Nous sommes allés à la rencontre de l'Administrateur des affaires maritimes Maxime. Il est le chef du service opérations du CROSS gris-nez et, à ce titre, il dirige celles et ceux qui liront ces déclarations de croisière. Il nous explique avec précision l'utilité de ce document.
Mise en place récente
"Nous avons mis en place ce document en 2017" nous explique le militaire "La première année, nous avons reçu 100 déclarations. Depuis, le nombre de déclarations n'a cessé de croître. Nous avons dépassé la barre symbolique des 200 en 2020 avec 210 déclarations malgré le caractère particulier de cette année. En 2021, nous sommes début juin à 100 déclarations".

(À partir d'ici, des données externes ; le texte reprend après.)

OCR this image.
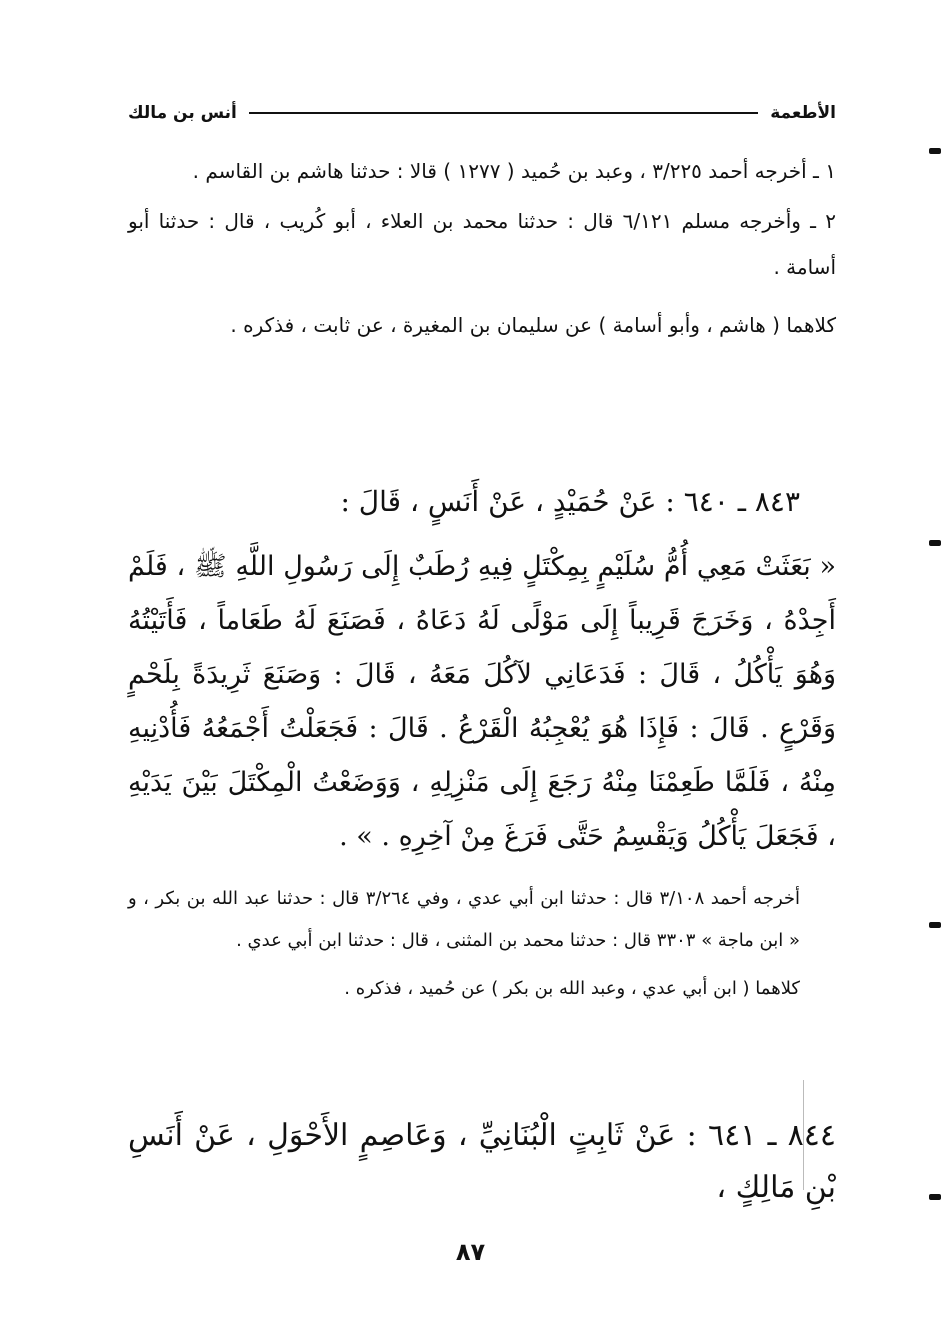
الأطعمة
أنس بن مالك

١ ـ أخرجه أحمد ٣/٢٢٥ ، وعبد بن حُميد ( ١٢٧٧ ) قالا : حدثنا هاشم بن القاسم .

٢ ـ وأخرجه مسلم ٦/١٢١ قال : حدثنا محمد بن العلاء ، أبو كُريب ، قال : حدثنا أبو أسامة .

كلاهما ( هاشم ، وأبو أسامة ) عن سليمان بن المغيرة ، عن ثابت ، فذكره .

٨٤٣ ـ ٦٤٠ : عَنْ حُمَيْدٍ ، عَنْ أَنَسٍ ، قَالَ :
« بَعَثَتْ مَعِي أُمُّ سُلَيْمٍ بِمِكْتَلٍ فِيهِ رُطَبٌ إِلَى رَسُولِ اللَّهِ ﷺ ، فَلَمْ أَجِدْهُ ، وَخَرَجَ قَرِيباً إِلَى مَوْلًى لَهُ دَعَاهُ ، فَصَنَعَ لَهُ طَعَاماً ، فَأَتَيْتُهُ وَهُوَ يَأْكُلُ ، قَالَ : فَدَعَانِي لآكُلَ مَعَهُ ، قَالَ : وَصَنَعَ ثَرِيدَةً بِلَحْمٍ وَقَرْعٍ . قَالَ : فَإِذَا هُوَ يُعْجِبُهُ الْقَرْعُ . قَالَ : فَجَعَلْتُ أَجْمَعُهُ فَأُدْنِيهِ مِنْهُ ، فَلَمَّا طَعِمْنَا مِنْهُ رَجَعَ إِلَى مَنْزِلِهِ ، وَوَضَعْتُ الْمِكْتَلَ بَيْنَ يَدَيْهِ ، فَجَعَلَ يَأْكُلُ وَيَقْسِمُ حَتَّى فَرَغَ مِنْ آخِرِهِ . » .

أخرجه أحمد ٣/١٠٨ قال : حدثنا ابن أبي عدي ، وفي ٣/٢٦٤ قال : حدثنا عبد الله بن بكر ، و « ابن ماجة » ٣٣٠٣ قال : حدثنا محمد بن المثنى ، قال : حدثنا ابن أبي عدي .

كلاهما ( ابن أبي عدي ، وعبد الله بن بكر ) عن حُميد ، فذكره .

٨٤٤ ـ ٦٤١ : عَنْ ثَابِتٍ الْبُنَانِيِّ ، وَعَاصِمٍ الأَحْوَلِ ، عَنْ أَنَسِ بْنِ مَالِكٍ ،
٨٧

Bon accueil des plaisanciers
Un succès qui confirme, donc, le bon accueil des plaisanciers dans la mise en place de cet outil. Fonctionnellement, le document imprimé au CROSS, ne servira qu'à posteriori, si quelque chose se passe. Pas d'utilisation proactive par exemple "En mer, les gens sont libres" explique le responsable. "Nous ne voulons pas donner une fausse impression aux plaisanciers en les laissant croire qu'au démarrage de chaque quart nous faisons l'inventaire des bateaux dont nous avons eu des nouvelles. La feuille n'est utilisée que si un bateau déclenche une alerte ou qu'un proche est inquiet." Et cette inquiétude doit exister "à juste titre" insiste-t-il. Le fait de manquer un appel ou de ne pas avoir de nouvelles d'un proche en mer n'est pas nécessairement un élément inquiétant. "Cependant" modèle Maxime "C'est en ayant déclaré la croisière d'une part, en ayant fourni le plus d'éléments possibles quand aux compétences nautiques, à l'état de santé et à l'habitude de l'équipage que nous pouvons évaluer le retard et lui donner un caractère inquiétant ou non". D'où le double intérêt de communiquer les informations en amont (l'équipage) et d'alerter les inquiétudes en appelant le CROSS (l'entourage) au besoin.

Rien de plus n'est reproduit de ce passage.